ScienceNow reports an
interesting tussle over the effectiveness of brain training programs. BBC producers contacted Adrian Owen at the MRC Cognition and Brain Sciences Unit in Cambridge, U.K., to help design an experiment to test the efficacy of computer brain training exercises and tested them in 11,430 healthy adults who registered on a Web site set up by the BBC. One group trained on a program that emphasized reasoning and problem-solving skills, and another group trained on a program that emphasized different skills, including short-term memory and attention. A third, control group, essentially did busywork, hunting for answers to general knowledge questions on the Internet. All participants were asked to "train" for at least 10 minutes, three times a week for 6 weeks, and all received a battery of cognitive tests before and after this 6-week period....Not surprisingly, people in both training groups got better at the tasks they actually practiced.
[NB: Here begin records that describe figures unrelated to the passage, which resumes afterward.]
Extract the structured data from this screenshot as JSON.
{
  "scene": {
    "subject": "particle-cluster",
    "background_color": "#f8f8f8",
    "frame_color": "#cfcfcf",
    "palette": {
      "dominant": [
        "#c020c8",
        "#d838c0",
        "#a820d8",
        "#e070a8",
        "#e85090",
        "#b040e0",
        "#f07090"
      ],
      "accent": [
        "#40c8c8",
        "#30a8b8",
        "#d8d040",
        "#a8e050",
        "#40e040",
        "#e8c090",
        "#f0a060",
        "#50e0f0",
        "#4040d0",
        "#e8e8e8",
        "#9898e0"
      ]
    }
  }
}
But that's as far as it went - none of the brain-training tasks transferred to other mental or cognitive abilities beyond what had been specifically practiced.
These conclusion are contested by Klingberg, who has published
one of the few studies demonstrating benefits of training can generalize beyond a specific task. He notes subjects were trained only three hours in total.
I'm a bit puzzled over why the work of
Jaeggi et al. showing the effects of short term memory training on general intelligence, which I have
mentioned previously, was not mentioned.